Table 4 Future recommendations for moving forward

Implications for policy

This research is of relevance to medical educators and also at the health policy level. In 2010, the AMA declared its support for legislation that incentivizes and provides funding for the inclusion of lifestyle medicine education in medical school education [27]. More recently, a symposium of leading health organizations, was convened by the Bipartisan Policy Center in the USA, calling for the inclusion of nutrition and physical activity at all levels of medical education (https://bipartisanpolicy.org/download/?file=/wp-content/uploads/2019/03/BPC-Training-Health-Professionals-for-Obesity-Care.pdf).
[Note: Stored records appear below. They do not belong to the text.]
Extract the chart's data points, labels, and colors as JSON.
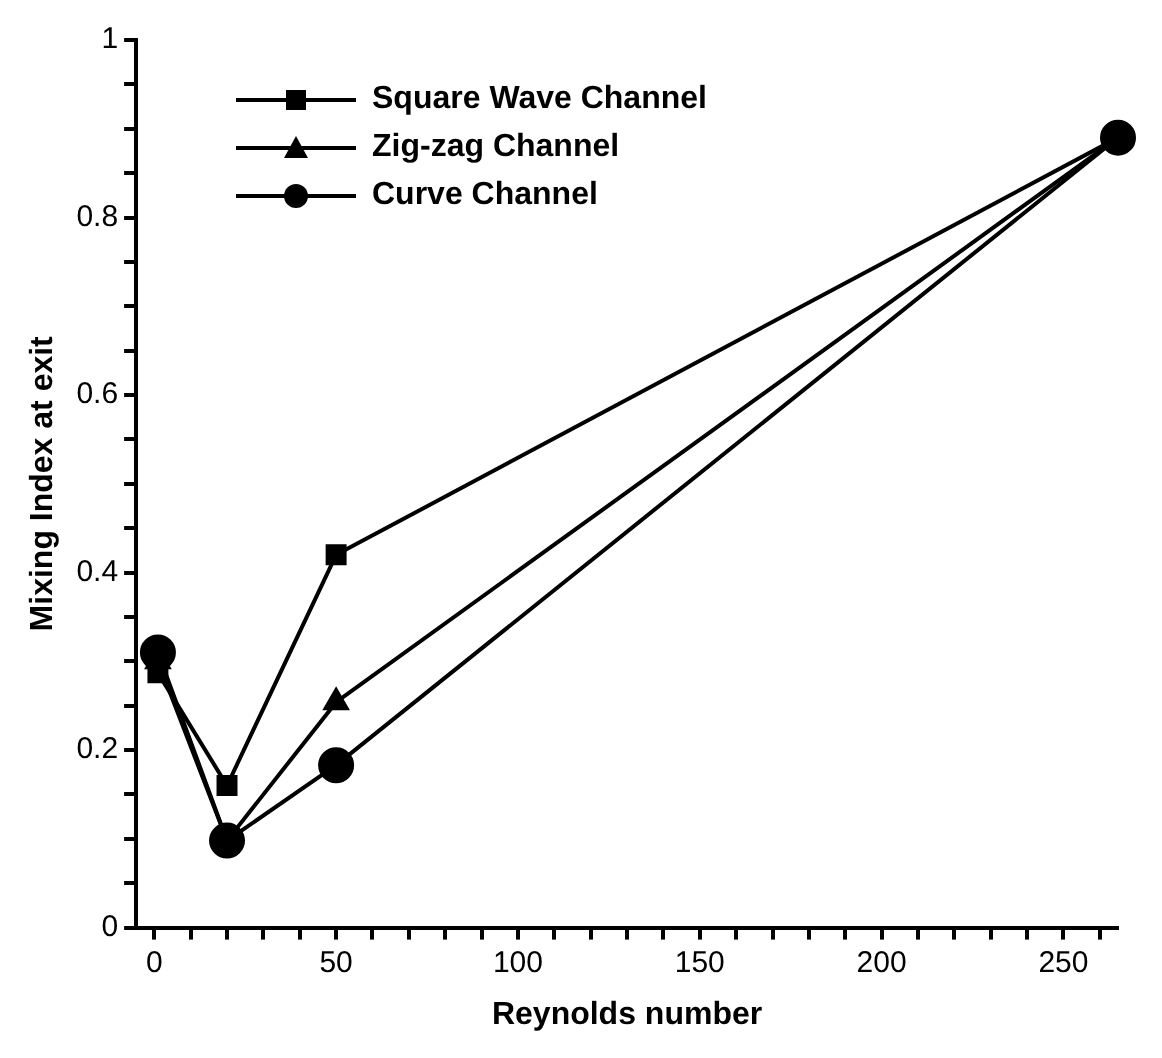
{
  "chart_data": {
    "type": "line",
    "xlabel": "Reynolds number",
    "ylabel": "Mixing Index at exit",
    "x": [
      1,
      20,
      50,
      265
    ],
    "series": [
      {
        "name": "Square Wave Channel",
        "color": "#000000",
        "marker": "square",
        "values": [
          0.287,
          0.16,
          0.42,
          0.89
        ]
      },
      {
        "name": "Zig-zag Channel",
        "color": "#000000",
        "marker": "triangle",
        "values": [
          0.3,
          0.098,
          0.254,
          0.89
        ]
      },
      {
        "name": "Curve Channel",
        "color": "#000000",
        "marker": "circle",
        "values": [
          0.31,
          0.098,
          0.183,
          0.89
        ]
      }
    ],
    "xlim": [
      -5,
      265
    ],
    "xticks": [
      0,
      {
        "value": 10,
        "label": null
      },
      {
        "value": 20,
        "label": null
      },
      {
        "value": 30,
        "label": null
      },
      {
        "value": 40,
        "label": null
      },
      50,
      {
        "value": 60,
        "label": null
      },
      {
        "value": 70,
        "label": null
      },
      {
        "value": 80,
        "label": null
      },
      {
        "value": 90,
        "label": null
      },
      100,
      {
        "value": 110,
        "label": null
      },
      {
        "value": 120,
        "label": null
      },
      {
        "value": 130,
        "label": null
      },
      {
        "value": 140,
        "label": null
      },
      150,
      {
        "value": 160,
        "label": null
      },
      {
        "value": 170,
        "label": null
      },
      {
        "value": 180,
        "label": null
      },
      {
        "value": 190,
        "label": null
      },
      200,
      {
        "value": 210,
        "label": null
      },
      {
        "value": 220,
        "label": null
      },
      {
        "value": 230,
        "label": null
      },
      {
        "value": 240,
        "label": null
      },
      250,
      {
        "value": 260,
        "label": null
      }
    ],
    "ylim": [
      0,
      1
    ],
    "yticks": [
      0,
      {
        "value": 0.05,
        "label": null
      },
      {
        "value": 0.1,
        "label": null
      },
      {
        "value": 0.15,
        "label": null
      },
      0.2,
      {
        "value": 0.25,
        "label": null
      },
      {
        "value": 0.3,
        "label": null
      },
      {
        "value": 0.35,
        "label": null
      },
      0.4,
      {
        "value": 0.45,
        "label": null
      },
      {
        "value": 0.5,
        "label": null
      },
      {
        "value": 0.55,
        "label": null
      },
      0.6,
      {
        "value": 0.65,
        "label": null
      },
      {
        "value": 0.7,
        "label": null
      },
      {
        "value": 0.75,
        "label": null
      },
      0.8,
      {
        "value": 0.85,
        "label": null
      },
      {
        "value": 0.9,
        "label": null
      },
      {
        "value": 0.95,
        "label": null
      },
      1
    ],
    "grid": false,
    "legend": "top left"
  }
}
Other action has included a demand for state and federal support for impactful and lasting change within the delivery of medical care, with the initiation of a think tank with the remit of opening communication, informing local- and national elected officials, and addressing potential necessary policy challenges (https://www.acpm.org/getmedia/1991b553-f955-494c-a795-1d31d587aa5f/lifestyle_medicine_legislati.pdf.aspx) [28]. As our study highlights, 20 years on, these requirements are far from being adequately implemented.

Conclusion

Real-time mapping of teaching in the medical curriculum is a valuable way to ascertain how LM is taught in practice. Based on our mapping process, it is necessary to redesign our curriculum to integrate more competency based, experiential LM teaching across the general medical education curriculum, particularly in the clinical years. Medical schools throughout the world can learn from our experience and challenges and more effectively develop and adapt their curriculum to incorporate LM teaching for the next generation of doctors.